16th. - To-day the king was amusing himself among his women again, and not to be seen. I sent Bombay with ten blue eggs as a present for the Kamraviona, intimating my desire to call upon him. He sent me a goat and ten fowls' eggs, saying he was not visible to strangers on business to-day. I inferred that he required the king's permission to receive me. This double failure was a more serious affair then a mere slight; for my cows were eaten up, and my men clamouring incessantly for food; and though they might by orders help themselves "ku n'yangania" - by seizing - from the Waganda, it hurt my feelings so much to witness this, that I tried from the first to dispense with it, telling the king I had always flogged my men for stealing, and now he turned them into a pack of thieves. I urged that he should either allow me to purchase rations, or else feed them from the palace as Rumanika did; but he always turned a deaf ear, or said that what Sunna his father had introduced it ill became him to subvert; and unless my men helped themselves they would die of starvation.

On the present emergency I resolved to call upon the queen.
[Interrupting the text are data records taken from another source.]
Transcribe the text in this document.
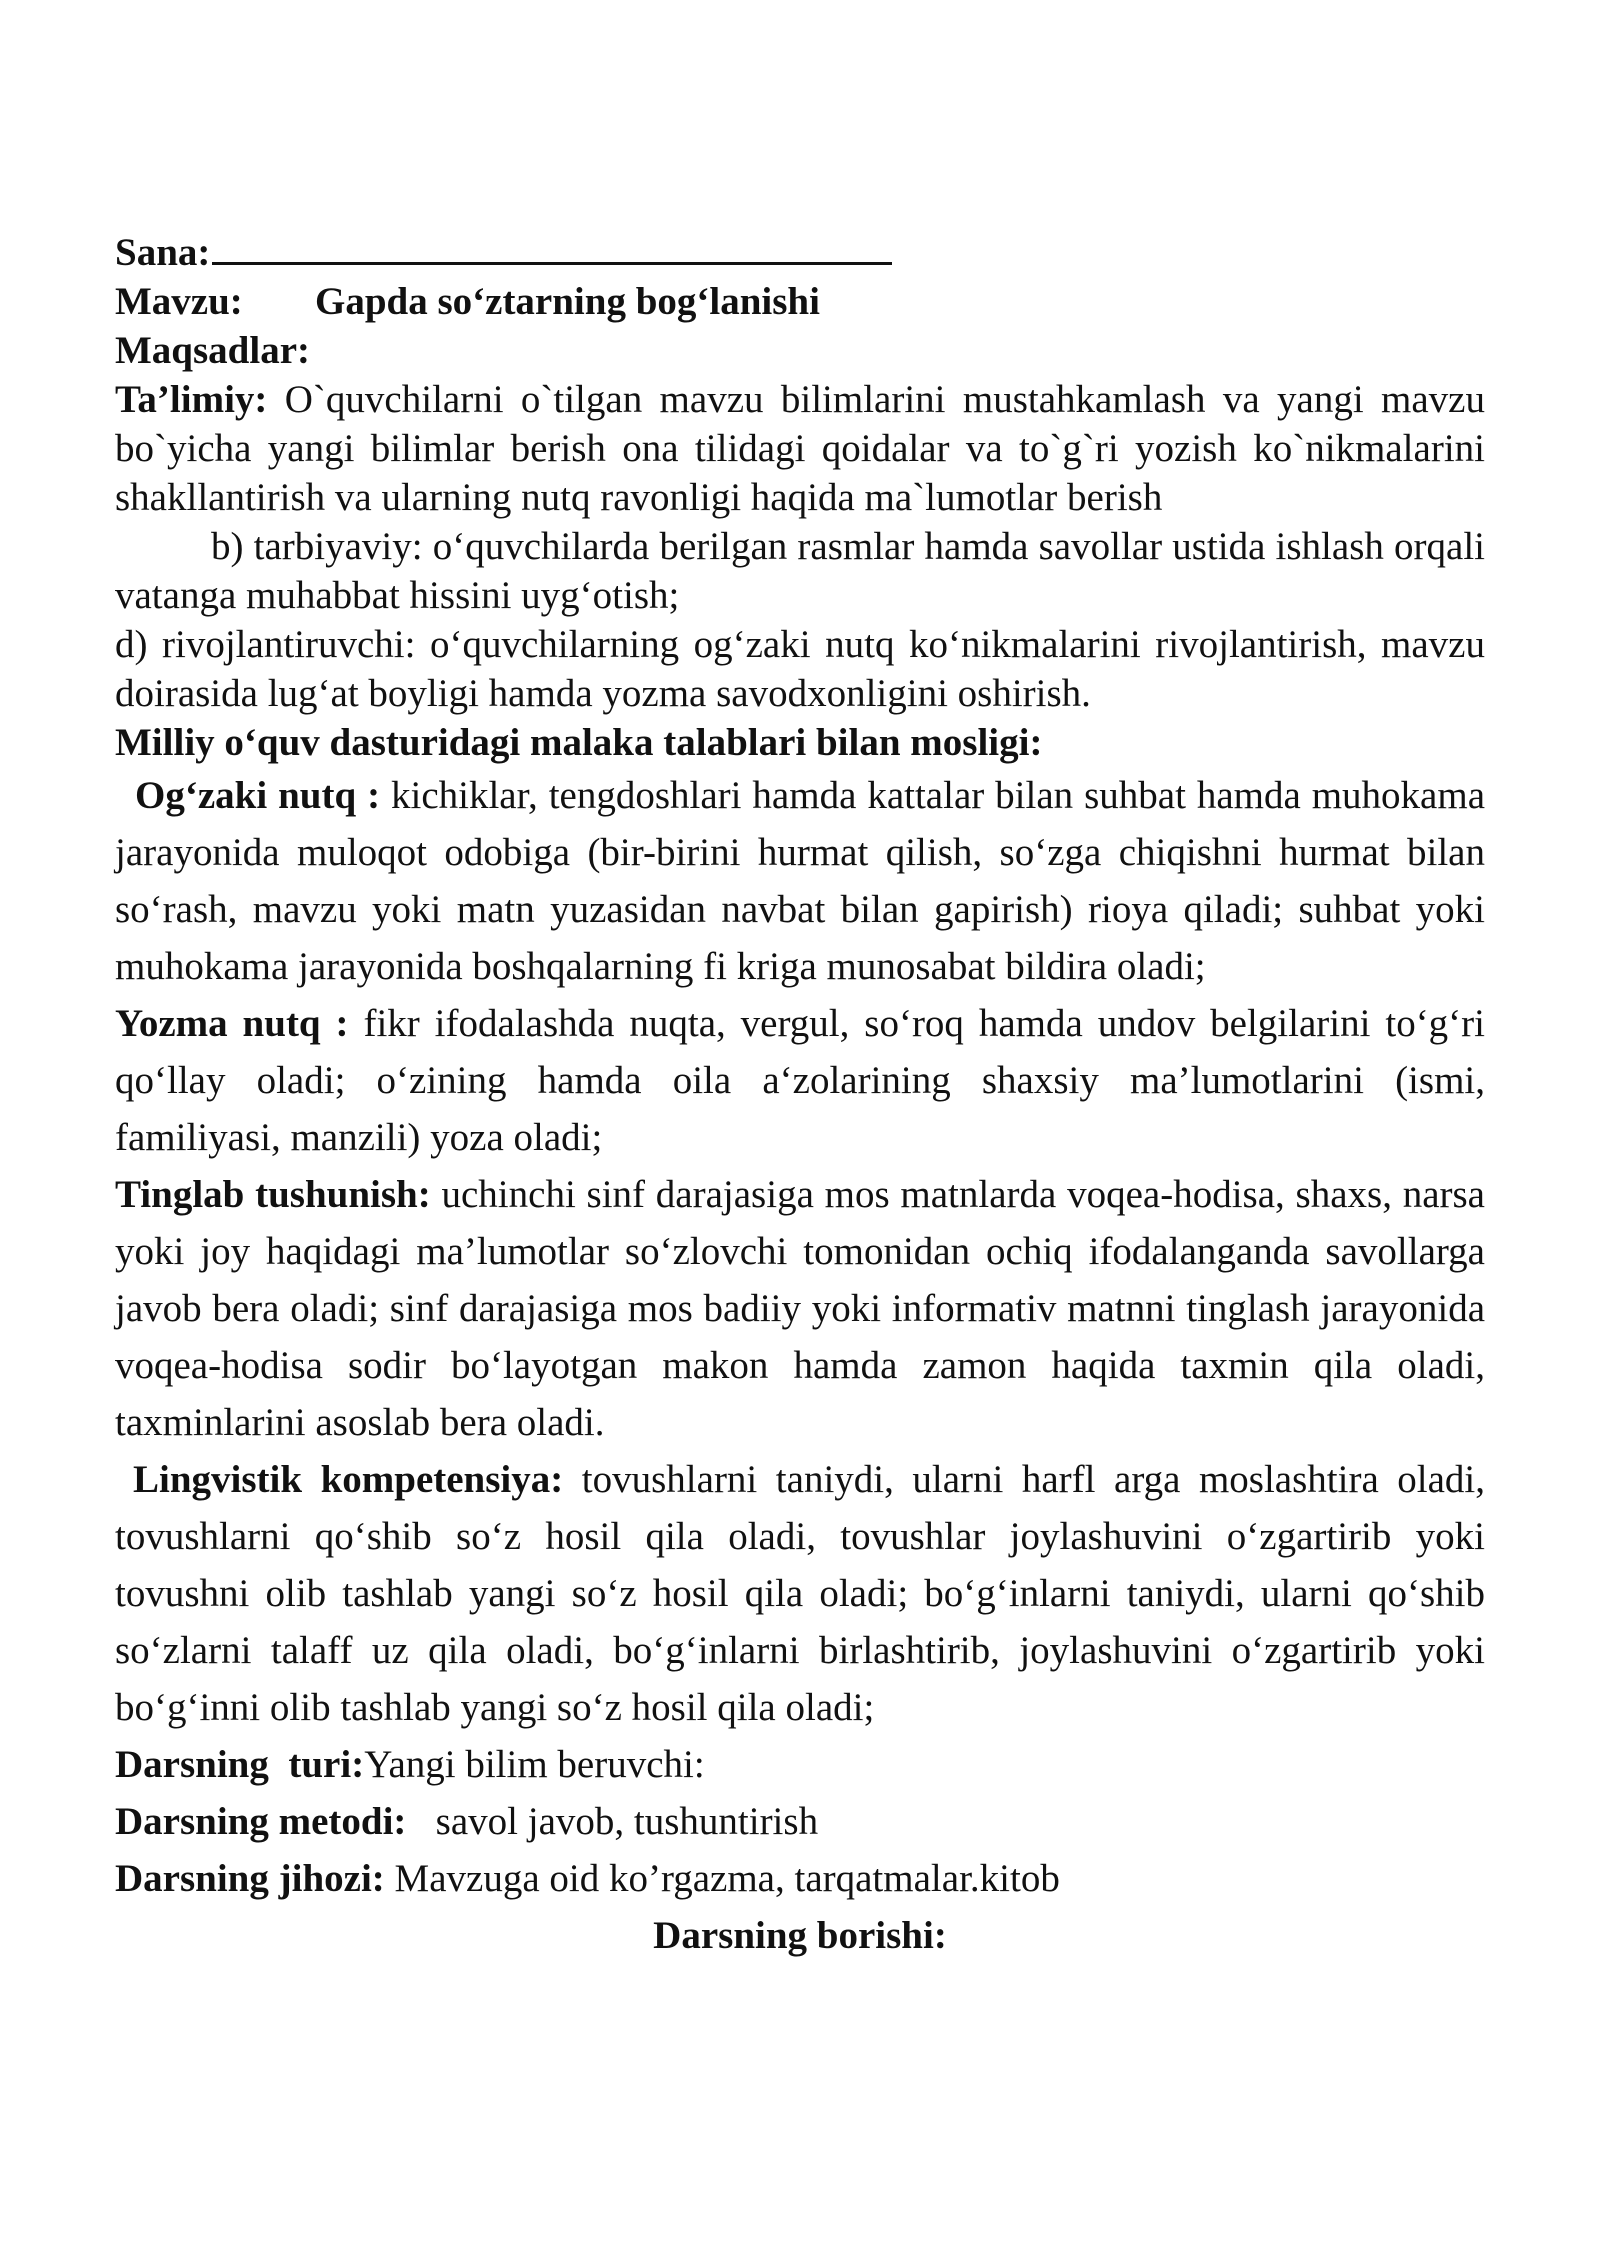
Sana:

Mavzu: Gapda so‘ztarning bog‘lanishi

Maqsadlar:

Ta’limiy: O`quvchilarni o`tilgan mavzu bilimlarini mustahkamlash va yangi mavzu bo`yicha yangi bilimlar berish ona tilidagi qoidalar va to`g`ri yozish ko`nikmalarini shakllantirish va ularning nutq ravonligi haqida ma`lumotlar berish

b) tarbiyaviy: o‘quvchilarda berilgan rasmlar hamda savollar ustida ishlash orqali vatanga muhabbat hissini uyg‘otish;

d) rivojlantiruvchi: o‘quvchilarning og‘zaki nutq ko‘nikmalarini rivojlantirish, mavzu doirasida lug‘at boyligi hamda yozma savodxonligini oshirish.

Milliy o‘quv dasturidagi malaka talablari bilan mosligi:

Og‘zaki nutq : kichiklar, tengdoshlari hamda kattalar bilan suhbat hamda muhokama jarayonida muloqot odobiga (bir-birini hurmat qilish, so‘zga chiqishni hurmat bilan so‘rash, mavzu yoki matn yuzasidan navbat bilan gapirish) rioya qiladi; suhbat yoki muhokama jarayonida boshqalarning fi kriga munosabat bildira oladi;

Yozma nutq : fikr ifodalashda nuqta, vergul, so‘roq hamda undov belgilarini to‘g‘ri qo‘llay oladi; o‘zining hamda oila a‘zolarining shaxsiy ma’lumotlarini (ismi, familiyasi, manzili) yoza oladi;

Tinglab tushunish: uchinchi sinf darajasiga mos matnlarda voqea-hodisa, shaxs, narsa yoki joy haqidagi ma’lumotlar so‘zlovchi tomonidan ochiq ifodalanganda savollarga javob bera oladi; sinf darajasiga mos badiiy yoki informativ matnni tinglash jarayonida voqea-hodisa sodir bo‘layotgan makon hamda zamon haqida taxmin qila oladi, taxminlarini asoslab bera oladi.

Lingvistik kompetensiya: tovushlarni taniydi, ularni harfl arga moslashtira oladi, tovushlarni qo‘shib so‘z hosil qila oladi, tovushlar joylashuvini o‘zgartirib yoki tovushni olib tashlab yangi so‘z hosil qila oladi; bo‘g‘inlarni taniydi, ularni qo‘shib so‘zlarni talaff uz qila oladi, bo‘g‘inlarni birlashtirib, joylashuvini o‘zgartirib yoki bo‘g‘inni olib tashlab yangi so‘z hosil qila oladi;

Darsning  turi:Yangi bilim beruvchi:

Darsning metodi:   savol javob, tushuntirish

Darsning jihozi: Mavzuga oid ko’rgazma, tarqatmalar.kitob

Darsning borishi:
On reaching the palace, I sent an officer in to announce my arrival, and sat waiting for the reply fully half an hour, smoking my pipe, and listening to her in the adjoining court, where music was playing, and her voice occasionally rent the air with merry boisterous laughing.

The messenger returned to say no one could approach her sanctuary or disturb her pleasure at this hour; I must wait and bide my time, as the Uganda officers do. Whew! Here was another diplomatic crisis, which had to be dealt with in the usual way. "I bide my time!" I said, rising in a towering passion, and thrashing the air with my ramrod walking-stick, before all the visiting Wakungu, "when the queen has assured me her door would always be open to me! I shall leave this court at once, and I solemnly swear I shall never set foot in it again, unless some apology be made for treating me like a dog." Then, returning home, I tied up all the presents her majesty had given me in a bundle, and calling Maula and my men together, told them to take them where they came from; for it ill became me to keep tokens of friendship when no friendship existed between us. I came to make friends with the queen, not to trade or take things from her - and so forth. The blackguard Maula, laughing, said, "Bana does not know what he is doing; it is a heinous offence in Uganda sending presents back; nobody for their lives dare do so to the queen; her wrath would know no bounds. She will say, "I took a few trifles from Bana as specimens of his country, but they shall all go back, and the things the king has received shall go back also, for we are all of one family'; and then won't Bana be very sorry? Moreover, Wakungu will be killed by dozens, and lamentations will reign throughout the court to propitiate the devils who brought such disasters on them." Bombay, also in a fright, said, "Pray don't do so; you don't know these savages as we do; there is no knowing what will happen; it may defeat our journey altogether. Further, we have had no food these four days, because row succeeds row.